• Risk of cargo transportation strikes in Brazil remains

    11 April 2019

    The first iterations of a potential new strike by truckers in Brazil came on March 25, 2019 after the Institutional Security Cabinet in Brasilia intercepted WhatsApp messages from 10-15 independently-organized chat groups articulating a desire to conduct a nationwide truckers’ strike on March 30, 2019 to address issues unresolved since May 2018. The initiative came about as a response to the expired freight table of December 31, 2018 and increased diesel prices.

    On March 27, a leader of one of the notable independent truckers’ unions, nicknamed Chorao, articulated that he would engage in negotiations with the Bolsonaro administration in an attempt to resolve the possibility of a strike. As March 30 approached, several truckers’ union remained divided and unsure to the extent to which truckers would adhere to this demonstration in comparison to the May 2018 strikes. What was confirmed, however, was the support of state-level truckers’ unions in Parana, Minas Gerais, Rio de Janeiro, Mato Grosso, Rio Grande do Norte, and Rio Grande do Sul. As of April 10, there have been no further demonstrations by additional groups, and the Attorney General of the Republic defended the extant freight table before the Supreme Federal Tribunal in a review of the regulatory measure’s constitutionality.

    The new Bolsonaro administration faces challenges

    The nationwide paralysis due to the May 2018 cargo transportation strikes, instigated over fuel prices, freight rates, and highway insecurity, started a months-long process of legislation, elections, and strike resumption threats that resulted in a series of back-and-forth. After last year’s demonstrations, which caused supply chain interruptions ranging from production halts to flight disruptions, then-President Michel Temer and the incumbent Congress instituted a series of provisional legislative measures designed to meet a considerable amount of the truckers’ demands. The most recent provisional measure, including a minimum table of freight rates for truckers, lasted until December 31, 2018. With these provisional measures having expired, one of the tests for the new Bolsonaro administration would be to solve the long-term issues facing truckers and ground cargo transportation in Brazil.

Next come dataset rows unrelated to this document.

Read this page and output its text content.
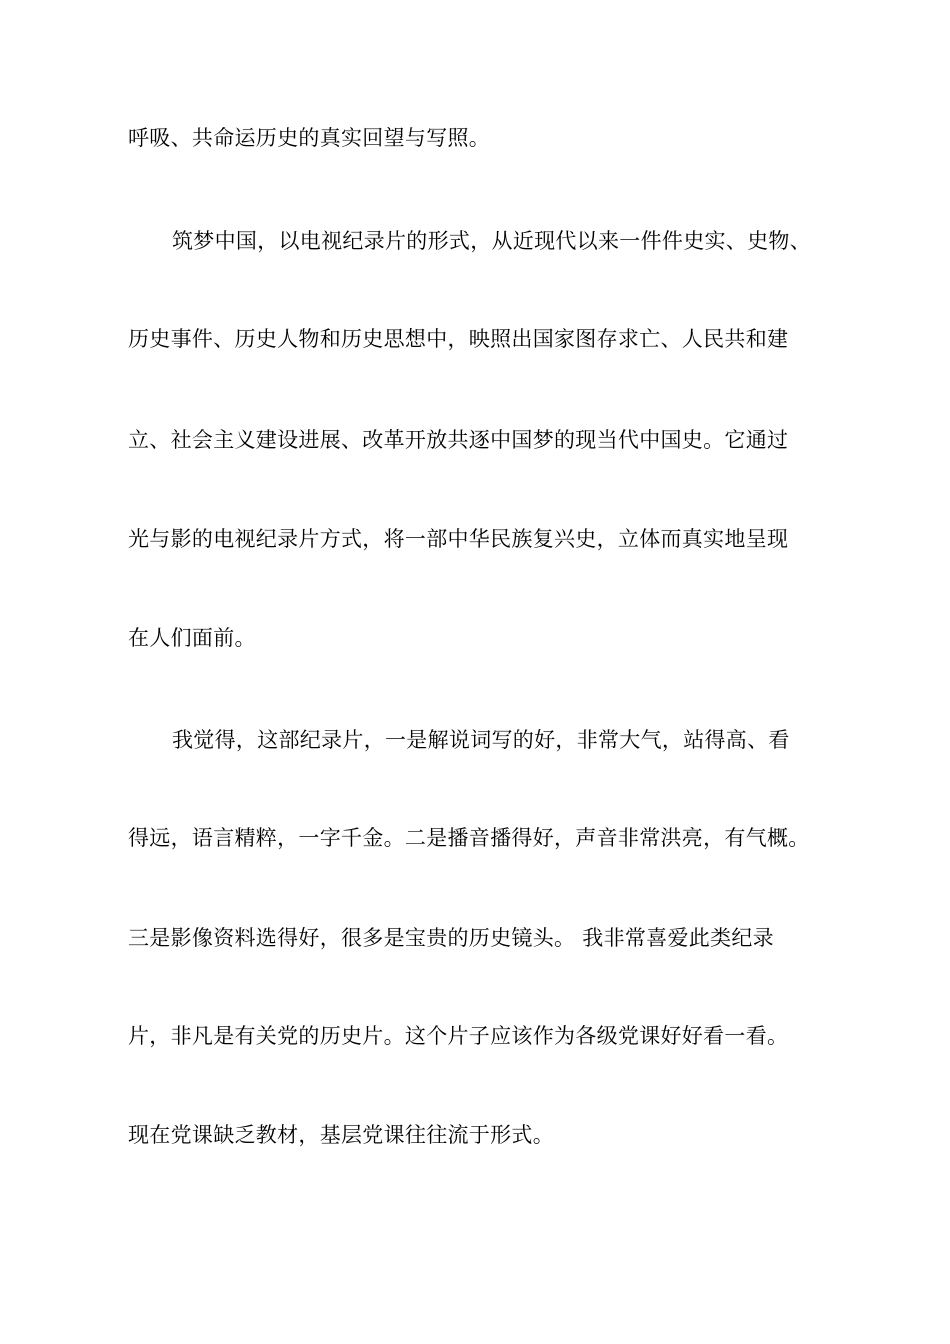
呼吸、共命运历史的真实回望与写照。
筑梦中国，以电视纪录片的形式，从近现代以来一件件史实、史物、
历史事件、历史人物和历史思想中，映照出国家图存求亡、人民共和建
立、社会主义建设进展、改革开放共逐中国梦的现当代中国史。它通过
光与影的电视纪录片方式，将一部中华民族复兴史，立体而真实地呈现
在人们面前。
我觉得，这部纪录片，一是解说词写的好，非常大气，站得高、看
得远，语言精粹，一字千金。二是播音播得好，声音非常洪亮，有气概。
三是影像资料选得好，很多是宝贵的历史镜头。 我非常喜爱此类纪录
片，非凡是有关党的历史片。这个片子应该作为各级党课好好看一看。
现在党课缺乏教材，基层党课往往流于形式。
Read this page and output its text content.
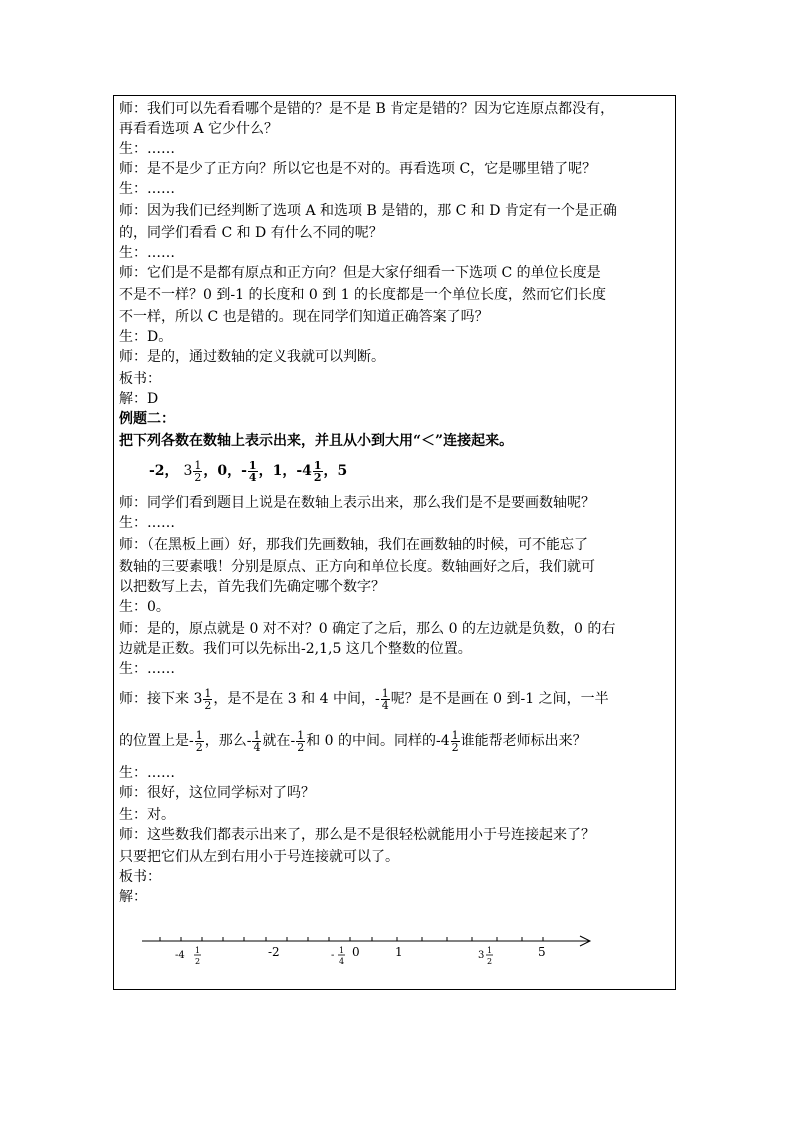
师：我们可以先看看哪个是错的？是不是 B 肯定是错的？因为它连原点都没有，
再看看选项 A 它少什么？
生：……
师：是不是少了正方向？所以它也是不对的。再看选项 C，它是哪里错了呢？
生：……
师：因为我们已经判断了选项 A 和选项 B 是错的，那 C 和 D 肯定有一个是正确
的，同学们看看 C 和 D 有什么不同的呢？
生：……
师：它们是不是都有原点和正方向？但是大家仔细看一下选项 C 的单位长度是
不是不一样？0 到-1 的长度和 0 到 1 的长度都是一个单位长度，然而它们长度
不一样，所以 C 也是错的。现在同学们知道正确答案了吗？
生：D。
师：是的，通过数轴的定义我就可以判断。
板书：
解：D
例题二：
把下列各数在数轴上表示出来，并且从小到大用“＜”连接起来。
-2， $3 \frac{1}{2}$ ，0，- $\frac{1}{4}$ ，1，$-4 \frac{1}{2}$ ，5
师：同学们看到题目上说是在数轴上表示出来，那么我们是不是要画数轴呢？
生：……
师：（在黑板上画）好，那我们先画数轴，我们在画数轴的时候，可不能忘了
数轴的三要素哦！分别是原点、正方向和单位长度。数轴画好之后，我们就可
以把数写上去，首先我们先确定哪个数字？
生：0。
师：是的，原点就是 0 对不对？0 确定了之后，那么 0 的左边就是负数，0 的右
边就是正数。我们可以先标出-2,1,5 这几个整数的位置。
生：……
师：接下来 $3 \frac{1}{2}$ ，是不是在 3 和 4 中间，- $\frac{1}{4}$ 呢？是不是画在 0 到-1 之间，一半
的位置上是- $\frac{1}{2}$ ，那么- $\frac{1}{4}$ 就在- $\frac{1}{2}$ 和 0 的中间。同样的$-4 \frac{1}{2}$ 谁能帮老师标出来？
生：……
师：很好，这位同学标对了吗？
生：对。
师：这些数我们都表示出来了，那么是不是很轻松就能用小于号连接起来了？
只要把它们从左到右用小于号连接就可以了。
板书：
解：
-4 1
2
-2	- 1
4
0	1	3 1
2
5
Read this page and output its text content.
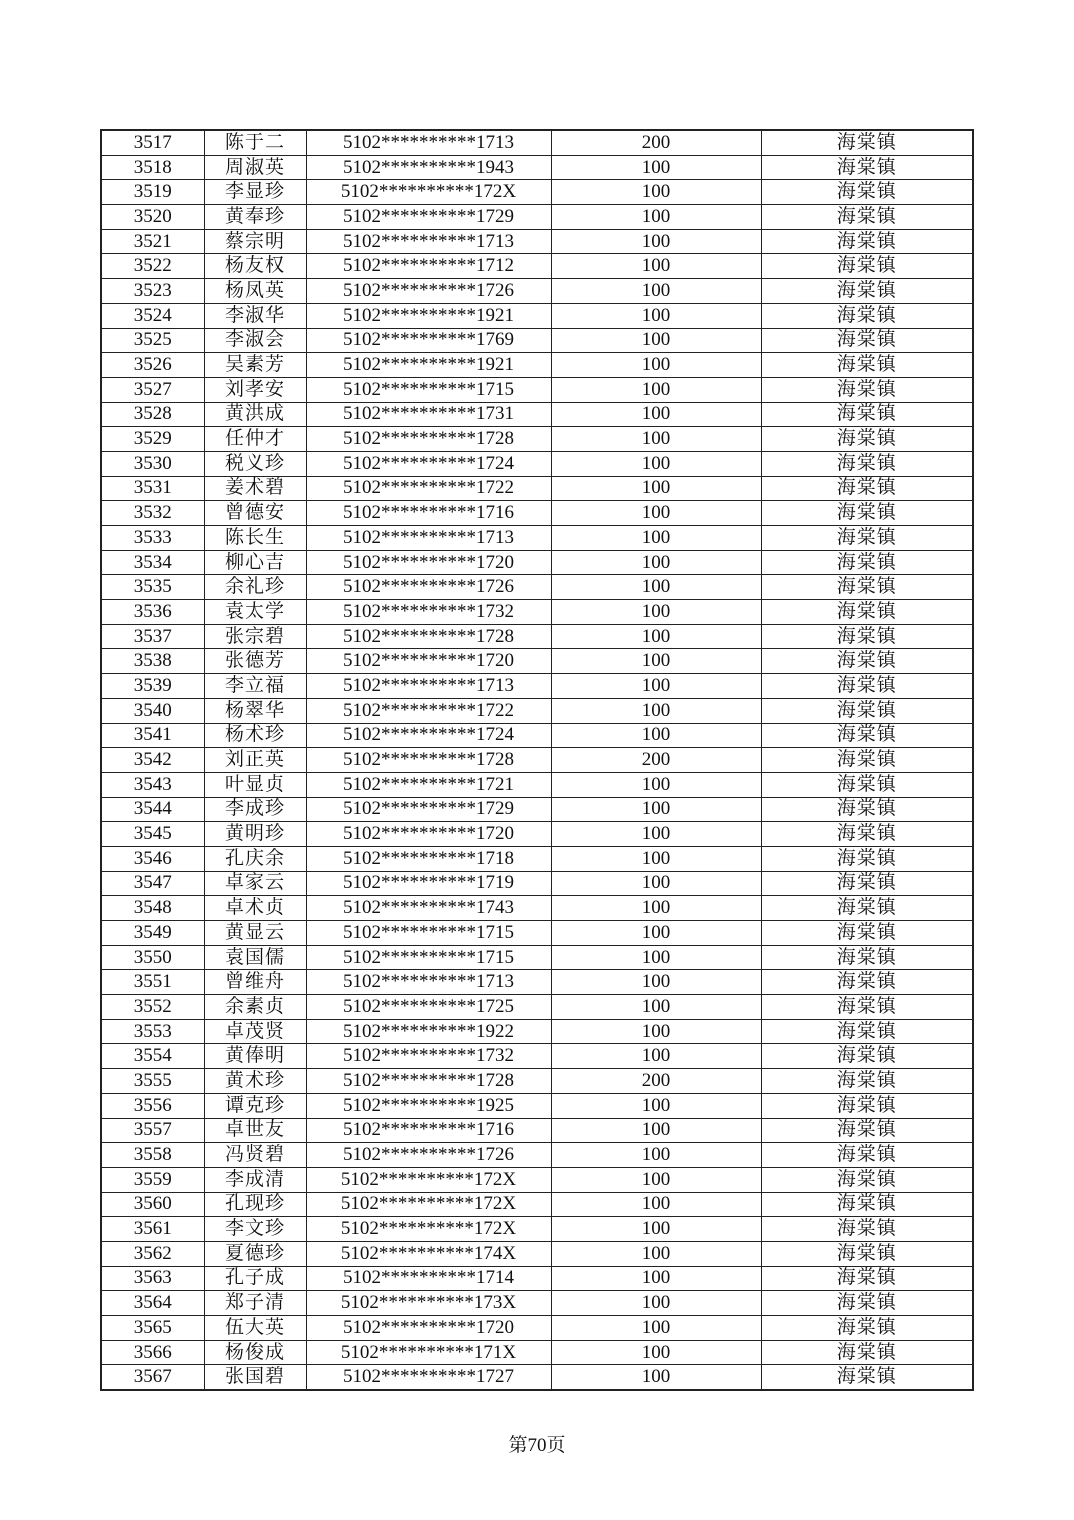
3517	陈于二	5102**********1713	200	海棠镇
3518	周淑英	5102**********1943	100	海棠镇
3519	李显珍	5102**********172X	100	海棠镇
3520	黄奉珍	5102**********1729	100	海棠镇
3521	蔡宗明	5102**********1713	100	海棠镇
3522	杨友权	5102**********1712	100	海棠镇
3523	杨凤英	5102**********1726	100	海棠镇
3524	李淑华	5102**********1921	100	海棠镇
3525	李淑会	5102**********1769	100	海棠镇
3526	吴素芳	5102**********1921	100	海棠镇
3527	刘孝安	5102**********1715	100	海棠镇
3528	黄洪成	5102**********1731	100	海棠镇
3529	任仲才	5102**********1728	100	海棠镇
3530	税义珍	5102**********1724	100	海棠镇
3531	姜术碧	5102**********1722	100	海棠镇
3532	曾德安	5102**********1716	100	海棠镇
3533	陈长生	5102**********1713	100	海棠镇
3534	柳心吉	5102**********1720	100	海棠镇
3535	余礼珍	5102**********1726	100	海棠镇
3536	袁太学	5102**********1732	100	海棠镇
3537	张宗碧	5102**********1728	100	海棠镇
3538	张德芳	5102**********1720	100	海棠镇
3539	李立福	5102**********1713	100	海棠镇
3540	杨翠华	5102**********1722	100	海棠镇
3541	杨术珍	5102**********1724	100	海棠镇
3542	刘正英	5102**********1728	200	海棠镇
3543	叶显贞	5102**********1721	100	海棠镇
3544	李成珍	5102**********1729	100	海棠镇
3545	黄明珍	5102**********1720	100	海棠镇
3546	孔庆余	5102**********1718	100	海棠镇
3547	卓家云	5102**********1719	100	海棠镇
3548	卓术贞	5102**********1743	100	海棠镇
3549	黄显云	5102**********1715	100	海棠镇
3550	袁国儒	5102**********1715	100	海棠镇
3551	曾维舟	5102**********1713	100	海棠镇
3552	余素贞	5102**********1725	100	海棠镇
3553	卓茂贤	5102**********1922	100	海棠镇
3554	黄俸明	5102**********1732	100	海棠镇
3555	黄术珍	5102**********1728	200	海棠镇
3556	谭克珍	5102**********1925	100	海棠镇
3557	卓世友	5102**********1716	100	海棠镇
3558	冯贤碧	5102**********1726	100	海棠镇
3559	李成清	5102**********172X	100	海棠镇
3560	孔现珍	5102**********172X	100	海棠镇
3561	李文珍	5102**********172X	100	海棠镇
3562	夏德珍	5102**********174X	100	海棠镇
3563	孔子成	5102**********1714	100	海棠镇
3564	郑子清	5102**********173X	100	海棠镇
3565	伍大英	5102**********1720	100	海棠镇
3566	杨俊成	5102**********171X	100	海棠镇
3567	张国碧	5102**********1727	100	海棠镇
第70页
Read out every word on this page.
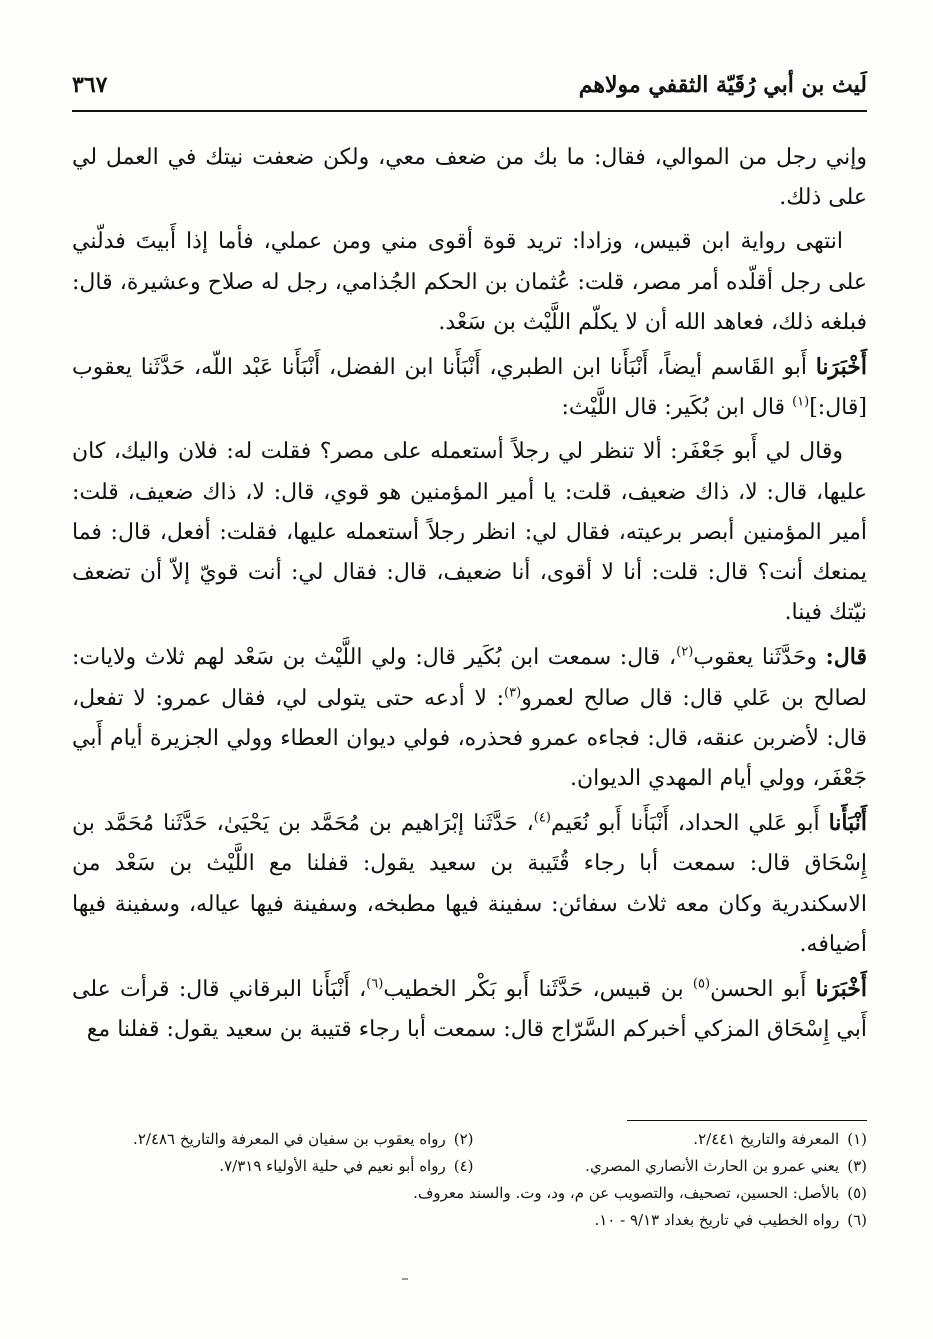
لَيث بن أبي رُقَيّة الثقفي مولاهم
٣٦٧

وإني رجل من الموالي، فقال: ما بك من ضعف معي، ولكن ضعفت نيتك في العمل لي على ذلك.

انتهى رواية ابن قبيس، وزادا: تريد قوة أقوى مني ومن عملي، فأما إذا أَبيتَ فدلّني على رجل أقلّده أمر مصر، قلت: عُثمان بن الحكم الجُذامي، رجل له صلاح وعشيرة، قال: فبلغه ذلك، فعاهد الله أن لا يكلّم اللَّيْث بن سَعْد.

أَخْبَرَنا أَبو القَاسم أيضاً، أَنْبَأَنا ابن الطبري، أَنْبَأَنا ابن الفضل، أَنْبَأَنا عَبْد اللّه، حَدَّثَنا يعقوب [قال:]$^{(١)}$ قال ابن بُكَير: قال اللَّيْث:

وقال لي أَبو جَعْفَر: ألا تنظر لي رجلاً أستعمله على مصر؟ فقلت له: فلان واليك، كان عليها، قال: لا، ذاك ضعيف، قلت: يا أمير المؤمنين هو قوي، قال: لا، ذاك ضعيف، قلت: أمير المؤمنين أبصر برعيته، فقال لي: انظر رجلاً أستعمله عليها، فقلت: أفعل، قال: فما يمنعك أنت؟ قال: قلت: أنا لا أقوى، أنا ضعيف، قال: فقال لي: أنت قويّ إلاّ أن تضعف نيّتك فينا.

قال: وحَدَّثَنا يعقوب$^{(٢)}$، قال: سمعت ابن بُكَير قال: ولي اللَّيْث بن سَعْد لهم ثلاث ولايات: لصالح بن عَلي قال: قال صالح لعمرو$^{(٣)}$: لا أدعه حتى يتولى لي، فقال عمرو: لا تفعل، قال: لأضربن عنقه، قال: فجاءه عمرو فحذره، فولي ديوان العطاء وولي الجزيرة أيام أَبي جَعْفَر، وولي أيام المهدي الديوان.

أَنْبَأَنا أَبو عَلي الحداد، أَنْبَأَنا أَبو نُعَيم$^{(٤)}$، حَدَّثَنا إبْرَاهيم بن مُحَمَّد بن يَحْيَىٰ، حَدَّثَنا مُحَمَّد بن إِسْحَاق قال: سمعت أبا رجاء قُتَيبة بن سعيد يقول: قفلنا مع اللَّيْث بن سَعْد من الاسكندرية وكان معه ثلاث سفائن: سفينة فيها مطبخه، وسفينة فيها عياله، وسفينة فيها أضيافه.

أَخْبَرَنا أَبو الحسن$^{(٥)}$ بن قبيس، حَدَّثَنا أَبو بَكْر الخطيب$^{(٦)}$، أَنْبَأَنا البرقاني قال: قرأت على أَبي إِسْحَاق المزكي أخبركم السَّرّاج قال: سمعت أبا رجاء قتيبة بن سعيد يقول: قفلنا مع

(١)المعرفة والتاريخ ٢/٤٤١.
(٢)رواه يعقوب بن سفيان في المعرفة والتاريخ ٢/٤٨٦.
(٣)يعني عمرو بن الحارث الأنصاري المصري.
(٤)رواه أبو نعيم في حلية الأولياء ٧/٣١٩.
(٥)بالأصل: الحسين، تصحيف، والتصويب عن م، ود، وت. والسند معروف.
(٦)رواه الخطيب في تاريخ بغداد ٩/١٣ - ١٠.
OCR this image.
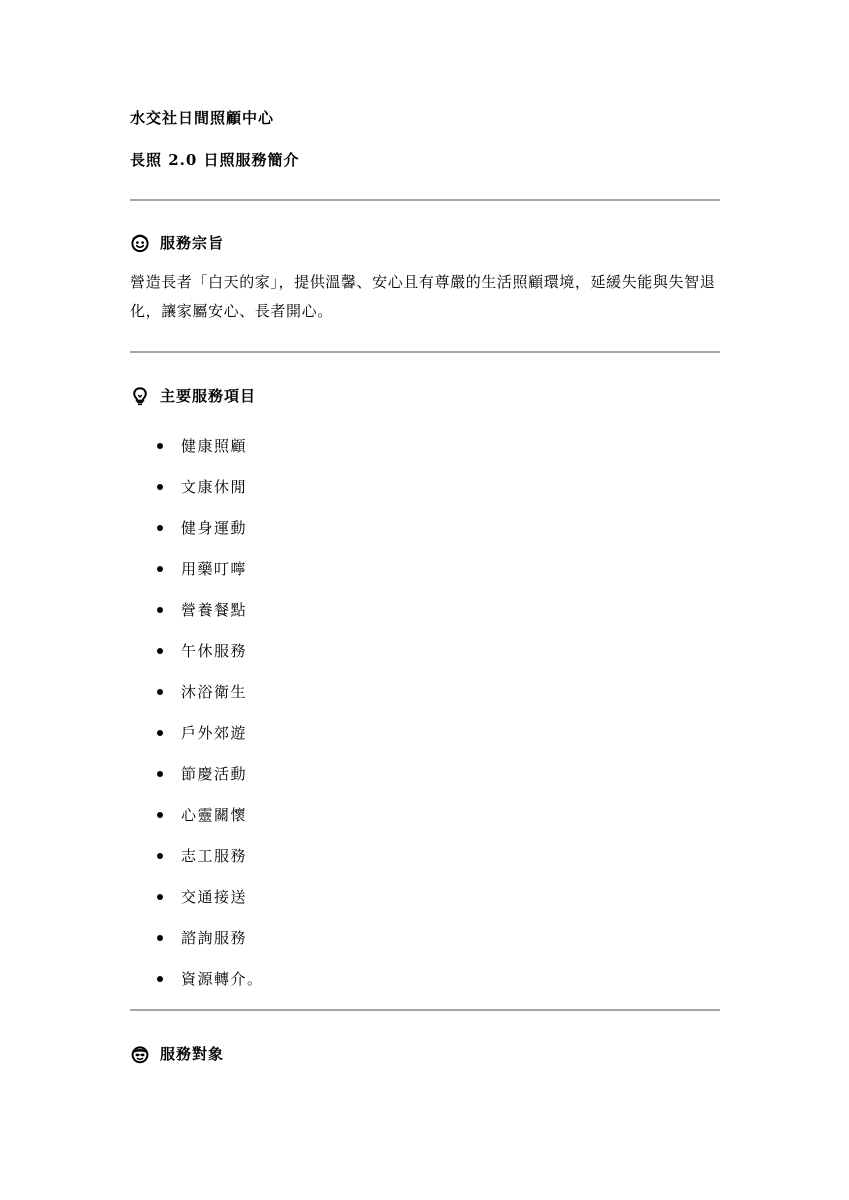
水交社日間照顧中心
長照 2.0 日照服務簡介
服務宗旨
營造長者「白天的家」，提供溫馨、安心且有尊嚴的生活照顧環境，延緩失能與失智退化，讓家屬安心、長者開心。
主要服務項目
健康照顧
文康休閒
健身運動
用藥叮嚀
營養餐點
午休服務
沐浴衛生
戶外郊遊
節慶活動
心靈關懷
志工服務
交通接送
諮詢服務
資源轉介。
服務對象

    Future demonstrations still possible

    The states that indicated union participation in the strike are critical to the unimpeded movement of cargo. Rio Grande do Sul contains several border crossings with Uruguay and Argentina; Parana contains several border crossings with Argentina and Paraguay, as well as the Port of Paranagua; Rio de Janeiro has the Port of Niteroi; and Minas Gerais, Mato Grosso and Rio Grande do Norte contain several critical north-south federal thoroughfares for the shipping of commodities such as iron ore and soy.

    As of this writing, talks of strike activity have died down, and discussions have resumed between the Bolsonaro administration and truckers’ unions. Given the novel nature of this most recent occurrence, i.e. attempting to assemble through communication via WhatsApp as opposed to through the unions, future demonstrations organized through this communication method may be planned without much notice, thus permitting less time to prepare. Therefore, those shipping by ground throughout Brazil, pending a longer term solution to truckers’ demands, should anticipate the possibility of a potential resumption of industrial action by truckers, especially during a downturn in negotiations, and should plan accordingly with contingencies for domestic and international shipping.